AdHoc gibt zu, dass episodenweises Release für Dispatch riskante Wahl war

Das Studio AdHoc hat trotz starker Warnungen ein wöchentliches episodenweises Release für sein Debütspiel Dispatch durchgezogen und das Format von Produktionssicht als „verrückt“ bezeichnet. Die Superhelden-Bürokomödie startete ihre ersten Episoden im Oktober 2025 und erzielte schnell Erfolg, mit über 1 Million verkauften Exemplaren in 10 Tagen. CEO Michael Choung schreibt den Erfolg des Ansatzes der kreativen Erzählung zu.

Hintergrund zu AdHoc und Dispatch

AdHoc, ein Studio das vor sieben Jahren gegründet wurde, verbrachte drei Jahre in vollständiger Produktion an Dispatch, seinem ersten Titel. Das Spiel verbindet animierte Filme und interaktive Elemente zu einer Superhelden-Bürokomödie.
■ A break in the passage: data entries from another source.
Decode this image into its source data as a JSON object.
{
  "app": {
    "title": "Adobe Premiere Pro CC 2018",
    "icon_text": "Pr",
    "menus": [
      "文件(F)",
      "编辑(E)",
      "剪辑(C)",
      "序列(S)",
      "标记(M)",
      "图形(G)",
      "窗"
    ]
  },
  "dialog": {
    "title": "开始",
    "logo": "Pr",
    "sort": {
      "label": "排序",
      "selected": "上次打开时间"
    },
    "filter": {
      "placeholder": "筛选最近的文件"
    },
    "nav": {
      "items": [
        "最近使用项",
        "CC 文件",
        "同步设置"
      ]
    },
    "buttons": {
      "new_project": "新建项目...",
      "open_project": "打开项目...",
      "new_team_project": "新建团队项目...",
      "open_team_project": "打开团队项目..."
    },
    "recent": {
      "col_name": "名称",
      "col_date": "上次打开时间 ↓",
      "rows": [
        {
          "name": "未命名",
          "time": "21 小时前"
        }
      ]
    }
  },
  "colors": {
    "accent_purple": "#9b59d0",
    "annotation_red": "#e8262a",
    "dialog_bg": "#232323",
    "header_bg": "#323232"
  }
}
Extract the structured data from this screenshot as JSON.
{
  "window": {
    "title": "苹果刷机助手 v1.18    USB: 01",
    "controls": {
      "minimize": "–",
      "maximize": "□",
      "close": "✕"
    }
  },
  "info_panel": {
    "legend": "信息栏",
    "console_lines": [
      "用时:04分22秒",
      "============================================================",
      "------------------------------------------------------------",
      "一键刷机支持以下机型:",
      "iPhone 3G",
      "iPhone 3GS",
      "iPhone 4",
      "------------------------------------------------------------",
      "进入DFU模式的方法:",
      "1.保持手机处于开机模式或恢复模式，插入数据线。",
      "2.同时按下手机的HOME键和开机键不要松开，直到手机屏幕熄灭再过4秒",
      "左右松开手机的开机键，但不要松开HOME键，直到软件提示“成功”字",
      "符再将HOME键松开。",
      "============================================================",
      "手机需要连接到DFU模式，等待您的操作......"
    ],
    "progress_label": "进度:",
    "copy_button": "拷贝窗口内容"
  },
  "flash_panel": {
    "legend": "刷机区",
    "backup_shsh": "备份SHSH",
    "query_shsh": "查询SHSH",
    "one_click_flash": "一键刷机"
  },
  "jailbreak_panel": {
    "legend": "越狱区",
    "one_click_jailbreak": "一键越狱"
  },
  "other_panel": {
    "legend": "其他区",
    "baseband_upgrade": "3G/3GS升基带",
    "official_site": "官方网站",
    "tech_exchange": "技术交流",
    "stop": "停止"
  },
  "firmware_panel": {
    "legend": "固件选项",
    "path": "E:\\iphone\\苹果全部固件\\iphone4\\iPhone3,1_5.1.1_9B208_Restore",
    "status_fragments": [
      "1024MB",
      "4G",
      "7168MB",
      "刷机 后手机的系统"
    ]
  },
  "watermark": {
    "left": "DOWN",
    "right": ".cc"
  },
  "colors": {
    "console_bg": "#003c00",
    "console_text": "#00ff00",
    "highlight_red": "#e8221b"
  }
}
Statt eines traditionellen vollständigen Releases wählte AdHoc eine originelle narrative episodenbasierte Struktur und veröffentlichte wöchentlich zwei Episoden ab Oktober 2025.

Entwicklung der Release-Strategie

Die Entscheidung resultierte aus einem Fokus auf Kreativität und Spielererlebnis statt Machbarkeit. „Wir haben nicht wirklich an die Machbarkeit gedacht“, sagte Choung in einem Interview mit Knowledge. Interne Debatten prüften Alternativen wie Hälften oder einzelne Episoden, doch das Team hielt an wöchentlichen Drops fest, um das Tempo von TV-Serien nachzuahmen. Dies schuf Dringlichkeit, wobei die gleichzeitigen Nutzerzahlen sich jede Woche verdoppelten – entgegen der Erwartung eines Rückgangs.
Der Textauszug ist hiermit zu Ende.